Here's the interesting thing, though. The reason we started eliminating chemical pesticides and fertilizers from our habitat was at the advice of NWF. When certifying our habitat through NWF, we had to meet five criteria, which we documented on the Our NWF Wildlife Habitat page right here on this blog. The first four were "Provide Food", "Provide Water", "Provide Cover", and "Provide Shelter to Raise Young". The fifth requirement was "Sustainable Gardening Practices", and included the following (among other items):
Organic Practices: Eliminate Chemical Pesticides • Eliminate Chemical Fertilizers • CompostI just visited the NWF Certified Habitat page and guess what? The fifth requirement of "Sustainable Gardening Practices" IS NO LONGER THERE. I just cannot believe this is a coincidence. An organization cannot partner with the largest producer of chemical pesticides and fertilizers and also advise against the use of them.

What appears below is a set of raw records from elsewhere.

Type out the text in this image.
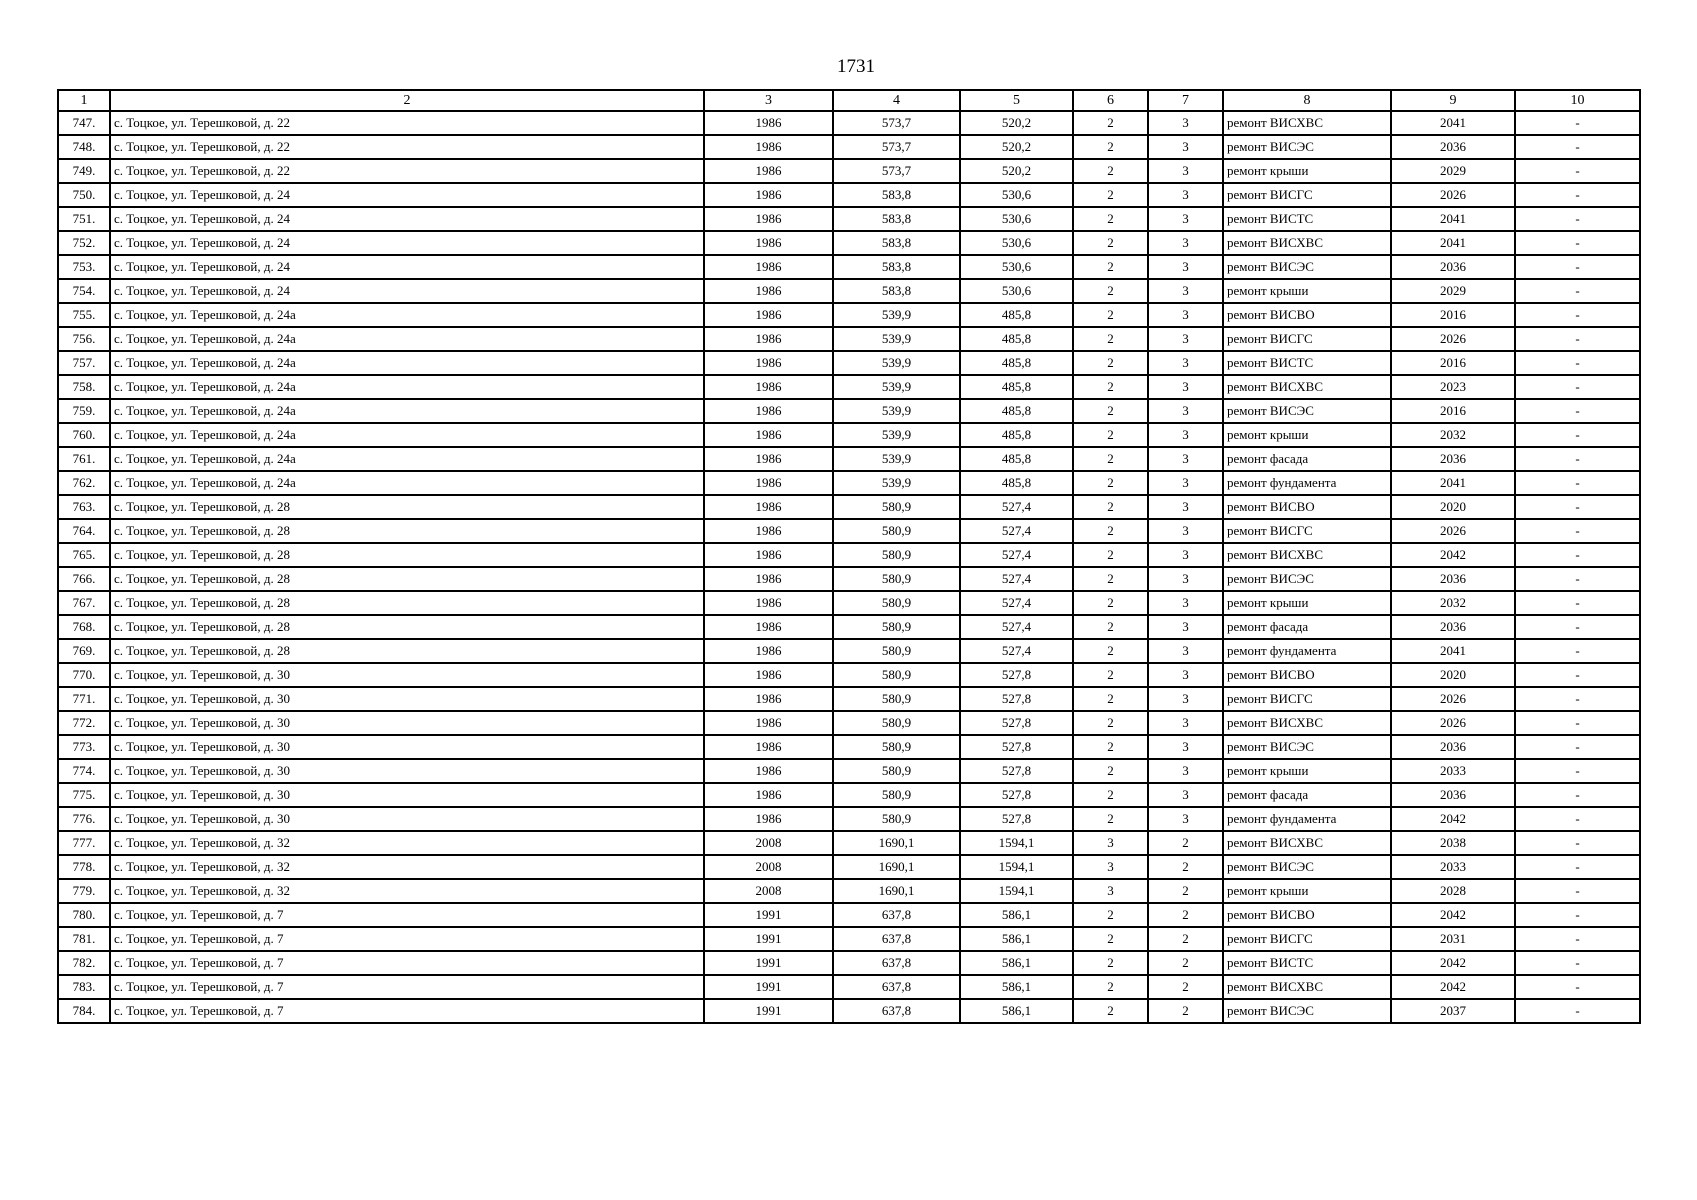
1731
1	2	3	4	5	6	7	8	9	10
747.	с. Тоцкое, ул. Терешковой, д. 22	1986	573,7	520,2	2	3	ремонт ВИСХВС	2041	-
748.	с. Тоцкое, ул. Терешковой, д. 22	1986	573,7	520,2	2	3	ремонт ВИСЭС	2036	-
749.	с. Тоцкое, ул. Терешковой, д. 22	1986	573,7	520,2	2	3	ремонт крыши	2029	-
750.	с. Тоцкое, ул. Терешковой, д. 24	1986	583,8	530,6	2	3	ремонт ВИСГС	2026	-
751.	с. Тоцкое, ул. Терешковой, д. 24	1986	583,8	530,6	2	3	ремонт ВИСТС	2041	-
752.	с. Тоцкое, ул. Терешковой, д. 24	1986	583,8	530,6	2	3	ремонт ВИСХВС	2041	-
753.	с. Тоцкое, ул. Терешковой, д. 24	1986	583,8	530,6	2	3	ремонт ВИСЭС	2036	-
754.	с. Тоцкое, ул. Терешковой, д. 24	1986	583,8	530,6	2	3	ремонт крыши	2029	-
755.	с. Тоцкое, ул. Терешковой, д. 24а	1986	539,9	485,8	2	3	ремонт ВИСВО	2016	-
756.	с. Тоцкое, ул. Терешковой, д. 24а	1986	539,9	485,8	2	3	ремонт ВИСГС	2026	-
757.	с. Тоцкое, ул. Терешковой, д. 24а	1986	539,9	485,8	2	3	ремонт ВИСТС	2016	-
758.	с. Тоцкое, ул. Терешковой, д. 24а	1986	539,9	485,8	2	3	ремонт ВИСХВС	2023	-
759.	с. Тоцкое, ул. Терешковой, д. 24а	1986	539,9	485,8	2	3	ремонт ВИСЭС	2016	-
760.	с. Тоцкое, ул. Терешковой, д. 24а	1986	539,9	485,8	2	3	ремонт крыши	2032	-
761.	с. Тоцкое, ул. Терешковой, д. 24а	1986	539,9	485,8	2	3	ремонт фасада	2036	-
762.	с. Тоцкое, ул. Терешковой, д. 24а	1986	539,9	485,8	2	3	ремонт фундамента	2041	-
763.	с. Тоцкое, ул. Терешковой, д. 28	1986	580,9	527,4	2	3	ремонт ВИСВО	2020	-
764.	с. Тоцкое, ул. Терешковой, д. 28	1986	580,9	527,4	2	3	ремонт ВИСГС	2026	-
765.	с. Тоцкое, ул. Терешковой, д. 28	1986	580,9	527,4	2	3	ремонт ВИСХВС	2042	-
766.	с. Тоцкое, ул. Терешковой, д. 28	1986	580,9	527,4	2	3	ремонт ВИСЭС	2036	-
767.	с. Тоцкое, ул. Терешковой, д. 28	1986	580,9	527,4	2	3	ремонт крыши	2032	-
768.	с. Тоцкое, ул. Терешковой, д. 28	1986	580,9	527,4	2	3	ремонт фасада	2036	-
769.	с. Тоцкое, ул. Терешковой, д. 28	1986	580,9	527,4	2	3	ремонт фундамента	2041	-
770.	с. Тоцкое, ул. Терешковой, д. 30	1986	580,9	527,8	2	3	ремонт ВИСВО	2020	-
771.	с. Тоцкое, ул. Терешковой, д. 30	1986	580,9	527,8	2	3	ремонт ВИСГС	2026	-
772.	с. Тоцкое, ул. Терешковой, д. 30	1986	580,9	527,8	2	3	ремонт ВИСХВС	2026	-
773.	с. Тоцкое, ул. Терешковой, д. 30	1986	580,9	527,8	2	3	ремонт ВИСЭС	2036	-
774.	с. Тоцкое, ул. Терешковой, д. 30	1986	580,9	527,8	2	3	ремонт крыши	2033	-
775.	с. Тоцкое, ул. Терешковой, д. 30	1986	580,9	527,8	2	3	ремонт фасада	2036	-
776.	с. Тоцкое, ул. Терешковой, д. 30	1986	580,9	527,8	2	3	ремонт фундамента	2042	-
777.	с. Тоцкое, ул. Терешковой, д. 32	2008	1690,1	1594,1	3	2	ремонт ВИСХВС	2038	-
778.	с. Тоцкое, ул. Терешковой, д. 32	2008	1690,1	1594,1	3	2	ремонт ВИСЭС	2033	-
779.	с. Тоцкое, ул. Терешковой, д. 32	2008	1690,1	1594,1	3	2	ремонт крыши	2028	-
780.	с. Тоцкое, ул. Терешковой, д. 7	1991	637,8	586,1	2	2	ремонт ВИСВО	2042	-
781.	с. Тоцкое, ул. Терешковой, д. 7	1991	637,8	586,1	2	2	ремонт ВИСГС	2031	-
782.	с. Тоцкое, ул. Терешковой, д. 7	1991	637,8	586,1	2	2	ремонт ВИСТС	2042	-
783.	с. Тоцкое, ул. Терешковой, д. 7	1991	637,8	586,1	2	2	ремонт ВИСХВС	2042	-
784.	с. Тоцкое, ул. Терешковой, д. 7	1991	637,8	586,1	2	2	ремонт ВИСЭС	2037	-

While a corporate partnership doesn't have to be bad thing for a non-profit organization, and I don't like to jump to conclusions, NWF has left me little option here. I can only believe that this corporate partnership will result in the watering-down of NWF's political stands and the actions they take. As long as NWF chooses to pursue this partnership and make overt changes to their recommendations as a consequence, I cannot in good conscience endorse their organization. Like many wildlife bloggers, I'll be making changes to that portion of this blog soon. It won't affect how the blog runs, of course, but National Wildlife Federation's Certified Wildlife Habitat will no longer be the model we use in My Florida Backyard.
That's all for the politics, folks. We now return you to regularly-scheduled Florida wildlife-watching.